Where I live today, 45 years ago was a place where one’s “land title” border ended at a rifle’s-shot distance! And many of those property lines are observed to this day! (My sister-in-law’s brother-in-law was a very famous “Robin Hood” type strongman in those days, and many locals are surprised when I mention that he’s still alive, an unassuming retired old villager, though I think he has a certain proud sparkle in his eyes.)

It did, and they don’t.

Of course. That is, after all, exactly how domestic laws “work”.

If you don’t obey the law, a cop comes and arrests you, backed up with the whole force of the state and society. That’s “might”.

The reason “international law” of war & peace doesn’t work like that is that there is no “cop” who is above the fray. It is more like “law” in a frontier town, relying on one’s armed neighbours to lynch ‘bad guys’ - when the neighbours may (objectively speaking) be the ‘bad guys’.
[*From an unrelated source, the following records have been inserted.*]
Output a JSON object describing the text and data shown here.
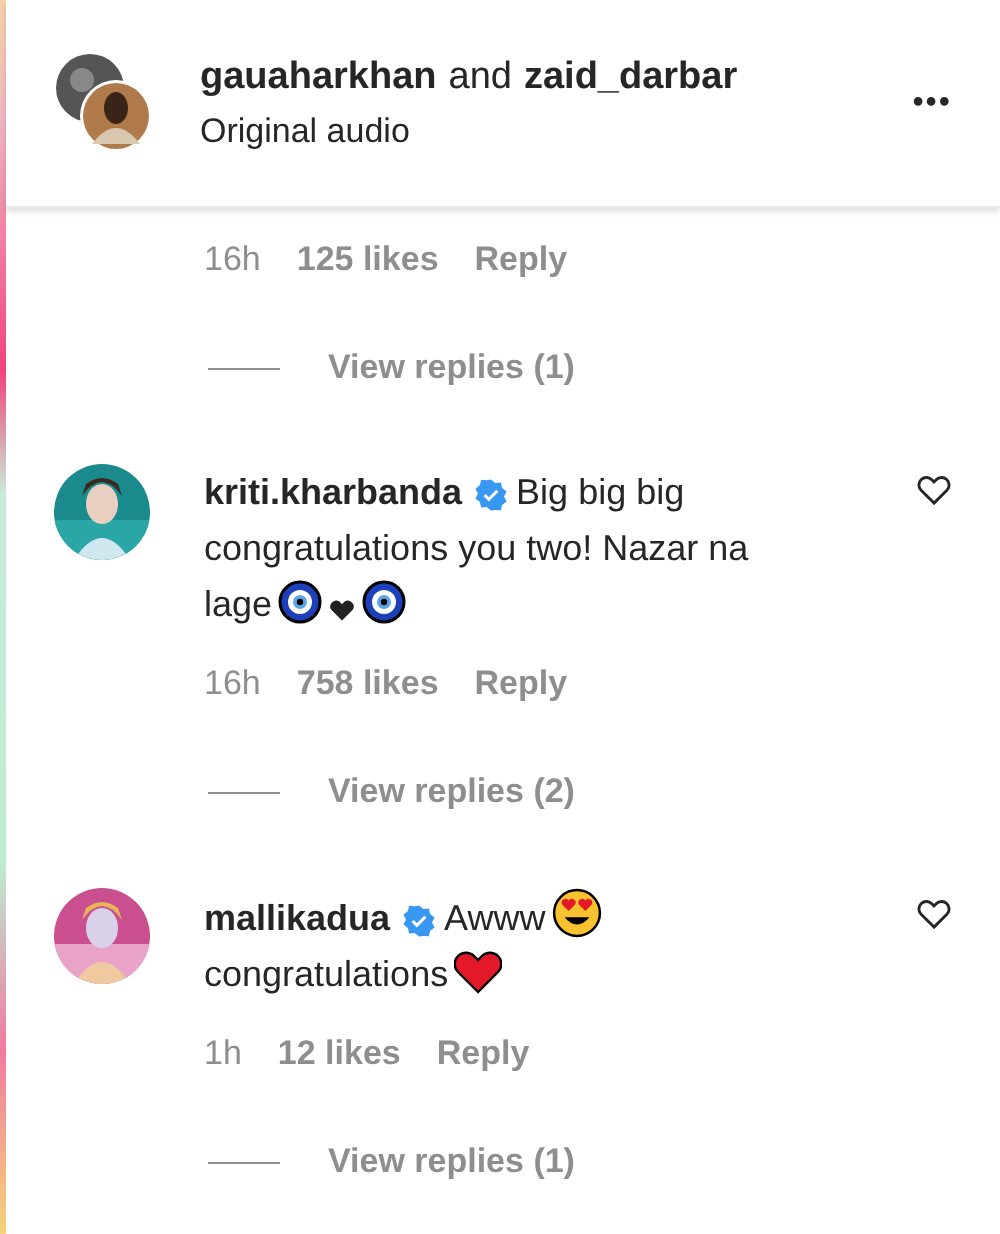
{
  "header": {
    "user_1": "gauaharkhan",
    "joiner": "and",
    "user_2": "zaid_darbar",
    "subtitle": "Original audio",
    "menu": "•••"
  },
  "comments": [
    {
      "time": "16h",
      "likes": "125 likes",
      "reply": "Reply",
      "view_replies": "View replies (1)"
    },
    {
      "username": "kriti.kharbanda",
      "verified": true,
      "text": "Big big big congratulations you two! Nazar na lage",
      "emojis": [
        {
          "kind": "evil-eye"
        },
        {
          "kind": "black-heart"
        },
        {
          "kind": "evil-eye"
        }
      ],
      "time": "16h",
      "likes": "758 likes",
      "reply": "Reply",
      "view_replies": "View replies (2)"
    },
    {
      "username": "mallikadua",
      "verified": true,
      "text": "Awww",
      "emojis": [
        {
          "kind": "heart-eyes"
        }
      ],
      "text_2": "congratulations",
      "emojis_2": [
        {
          "kind": "heart"
        }
      ],
      "time": "1h",
      "likes": "12 likes",
      "reply": "Reply",
      "view_replies": "View replies (1)"
    }
  ]
}
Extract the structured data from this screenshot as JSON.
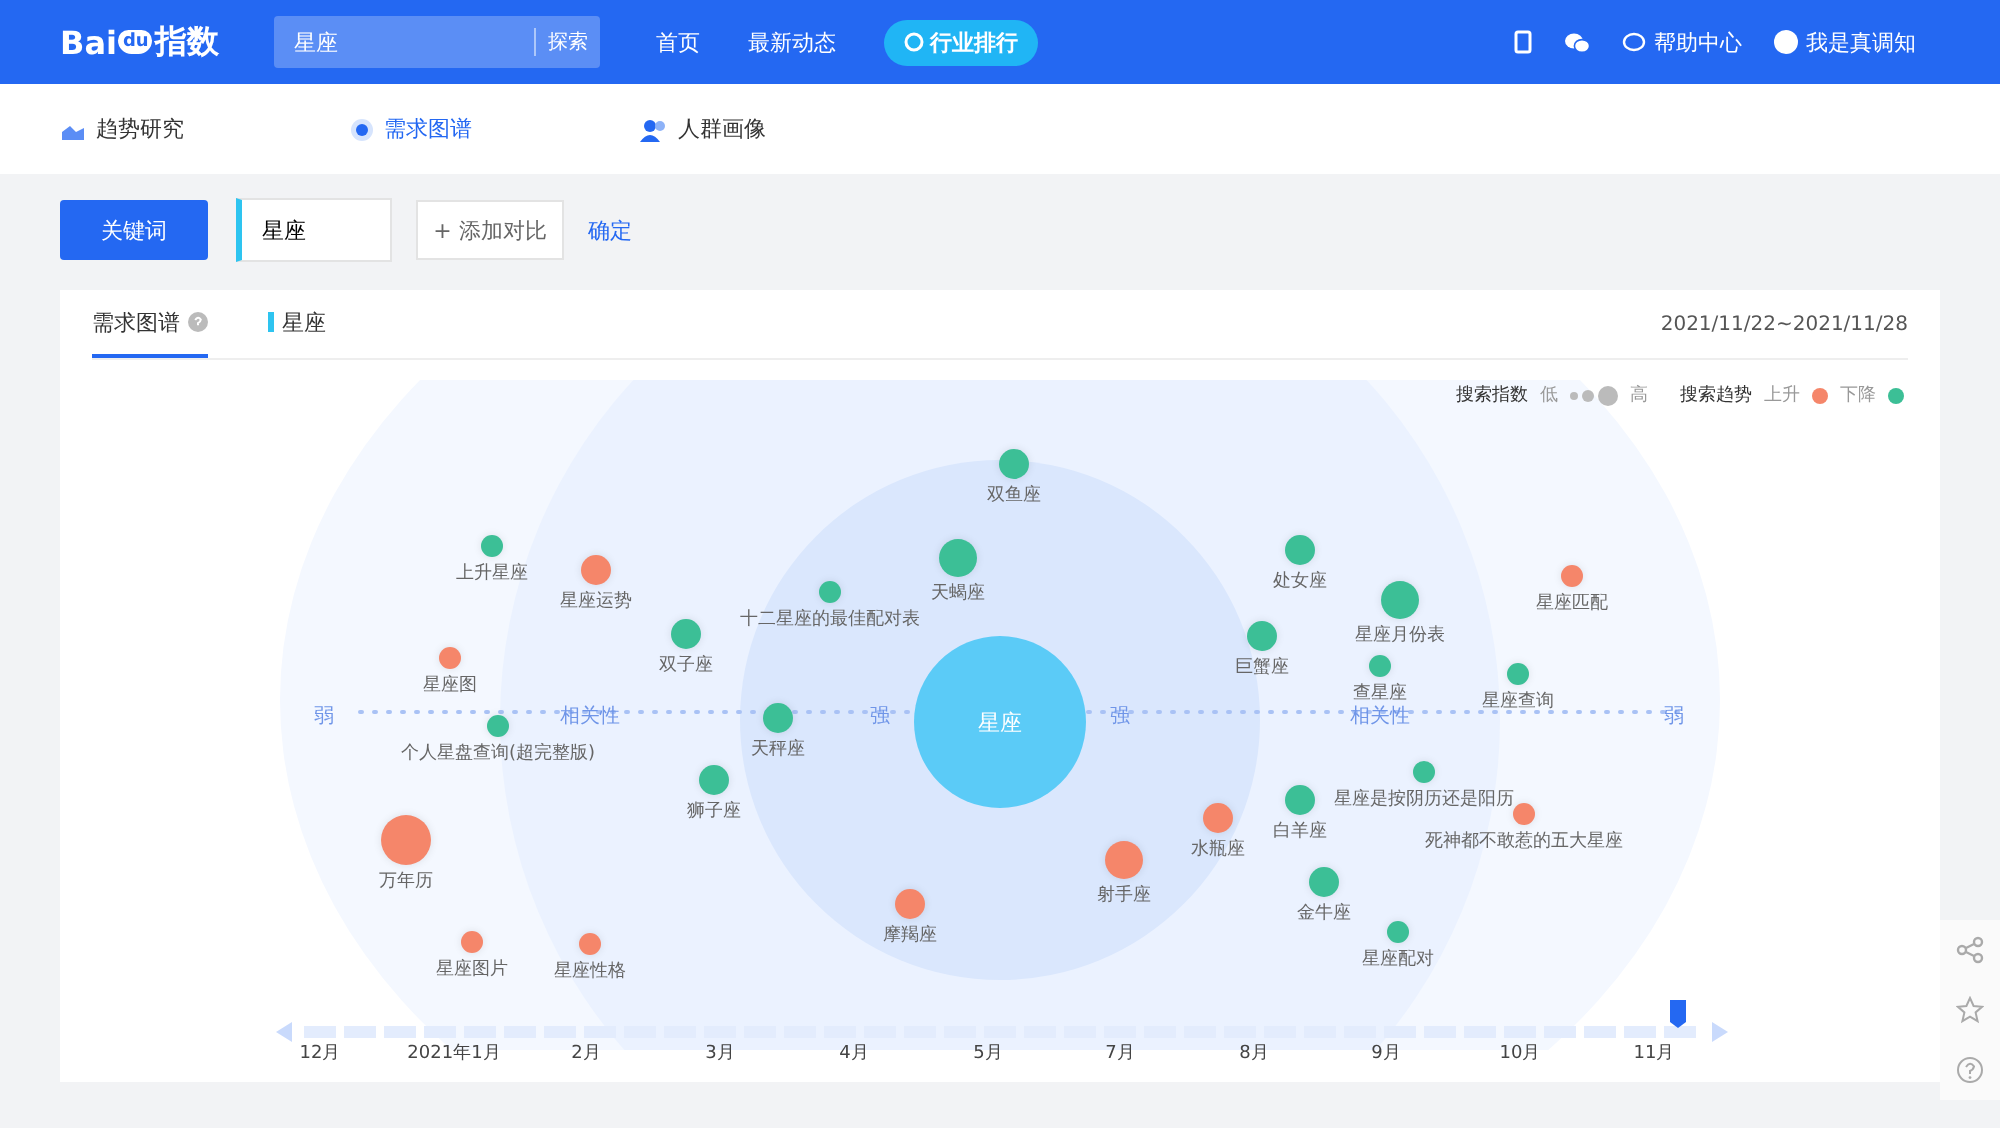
{
  "header": {
    "logo": {
      "latin": "Bai",
      "paw": "du",
      "name": "指数"
    },
    "search": {
      "value": "星座",
      "button": "探索"
    },
    "nav": [
      {
        "label": "首页",
        "kind": "link"
      },
      {
        "label": "最新动态",
        "kind": "link"
      },
      {
        "label": "行业排行",
        "kind": "pill"
      }
    ],
    "help": "帮助中心",
    "user": "我是真调知"
  },
  "subnav": [
    {
      "label": "趋势研究",
      "selected": false,
      "kind": "chart"
    },
    {
      "label": "需求图谱",
      "selected": true,
      "kind": "radar"
    },
    {
      "label": "人群画像",
      "selected": false,
      "kind": "people"
    }
  ],
  "query": {
    "button": "关键词",
    "keyword": "星座",
    "add": "+ 添加对比",
    "confirm": "确定"
  },
  "card": {
    "tabs": [
      {
        "label": "需求图谱",
        "selected": true,
        "help": true
      },
      {
        "label": "星座",
        "selected": false,
        "help": false
      }
    ],
    "date": "2021/11/22~2021/11/28",
    "legend": {
      "index_label": "搜索指数",
      "low": "低",
      "high": "高",
      "trend_label": "搜索趋势",
      "up": "上升",
      "down": "下降"
    },
    "axis": {
      "left": [
        "弱",
        "相关性",
        "强"
      ],
      "right": [
        "强",
        "相关性",
        "弱"
      ]
    },
    "center": "星座",
    "nodes": [
      {
        "label": "双鱼座",
        "color": "#3cbf96",
        "kind": "medium"
      },
      {
        "label": "上升星座",
        "color": "#3cbf96",
        "kind": "small"
      },
      {
        "label": "星座运势",
        "color": "#f5866a",
        "kind": "medium"
      },
      {
        "label": "天蝎座",
        "color": "#3cbf96",
        "kind": "large"
      },
      {
        "label": "处女座",
        "color": "#3cbf96",
        "kind": "medium"
      },
      {
        "label": "星座匹配",
        "color": "#f5866a",
        "kind": "small"
      },
      {
        "label": "双子座",
        "color": "#3cbf96",
        "kind": "medium"
      },
      {
        "label": "十二星座的最佳配对表",
        "color": "#3cbf96",
        "kind": "small"
      },
      {
        "label": "巨蟹座",
        "color": "#3cbf96",
        "kind": "medium"
      },
      {
        "label": "星座月份表",
        "color": "#3cbf96",
        "kind": "large"
      },
      {
        "label": "星座图",
        "color": "#f5866a",
        "kind": "small"
      },
      {
        "label": "查星座",
        "color": "#3cbf96",
        "kind": "small"
      },
      {
        "label": "星座查询",
        "color": "#3cbf96",
        "kind": "small"
      },
      {
        "label": "个人星盘查询(超完整版)",
        "color": "#3cbf96",
        "kind": "small"
      },
      {
        "label": "天秤座",
        "color": "#3cbf96",
        "kind": "medium"
      },
      {
        "label": "狮子座",
        "color": "#3cbf96",
        "kind": "medium"
      },
      {
        "label": "万年历",
        "color": "#f5866a",
        "kind": "huge"
      },
      {
        "label": "白羊座",
        "color": "#3cbf96",
        "kind": "medium"
      },
      {
        "label": "星座是按阴历还是阳历",
        "color": "#3cbf96",
        "kind": "small"
      },
      {
        "label": "死神都不敢惹的五大星座",
        "color": "#f5866a",
        "kind": "small"
      },
      {
        "label": "水瓶座",
        "color": "#f5866a",
        "kind": "medium"
      },
      {
        "label": "射手座",
        "color": "#f5866a",
        "kind": "large"
      },
      {
        "label": "摩羯座",
        "color": "#f5866a",
        "kind": "medium"
      },
      {
        "label": "金牛座",
        "color": "#3cbf96",
        "kind": "medium"
      },
      {
        "label": "星座图片",
        "color": "#f5866a",
        "kind": "small"
      },
      {
        "label": "星座性格",
        "color": "#f5866a",
        "kind": "small"
      },
      {
        "label": "星座配对",
        "color": "#3cbf96",
        "kind": "small"
      }
    ],
    "timeline": {
      "months": [
        "12月",
        "2021年1月",
        "2月",
        "3月",
        "4月",
        "5月",
        "7月",
        "8月",
        "9月",
        "10月",
        "11月"
      ]
    }
  }
}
I disagree that there is a difference in kind here. Many modern invasion and conquests (and many pre-modern ones) were based on some sort of existing historic claim - to “reunify” a group that had been “split by an accident of history”, or based on some bit of dynastic juggery, or to protect the frontiers. All that differs is the degree to which outsiders 'buy" the motive as legitimate.

Look at the origins of WW2. According to Hitler, at least initially he wasn’t after conquest at all - only to correct the 'historic mistake" made of splitting the “German nation” up into a bunch of smaller countries by the powers after WW1. Seems to me exactly the same notion as that North & South Vietnam are ‘really one country’, that Taiwan is an indissoluble bit of China, that Tibet is a “historic part of China” (referenced by China Guy above), etc. etc.

The odd man out or historically somewhat anomalous situation is the scramble by european nations for colonies, which lacked even a shred of that excuse. There have of course been empire-builders before, and probably will be again, but the conditions that make for empire-building probably do not exist right now.

Invasions and conquests without some theory of historic or other legitimacy are rare.

How can one look at the present-day invasion of Afganistan and not be in any way reminded of the numerous times the Brits invaded Afganistan for much the same reasons in the 19th century?

The world hasn’t changed very much at all. The rhetoric is different, but not the reality.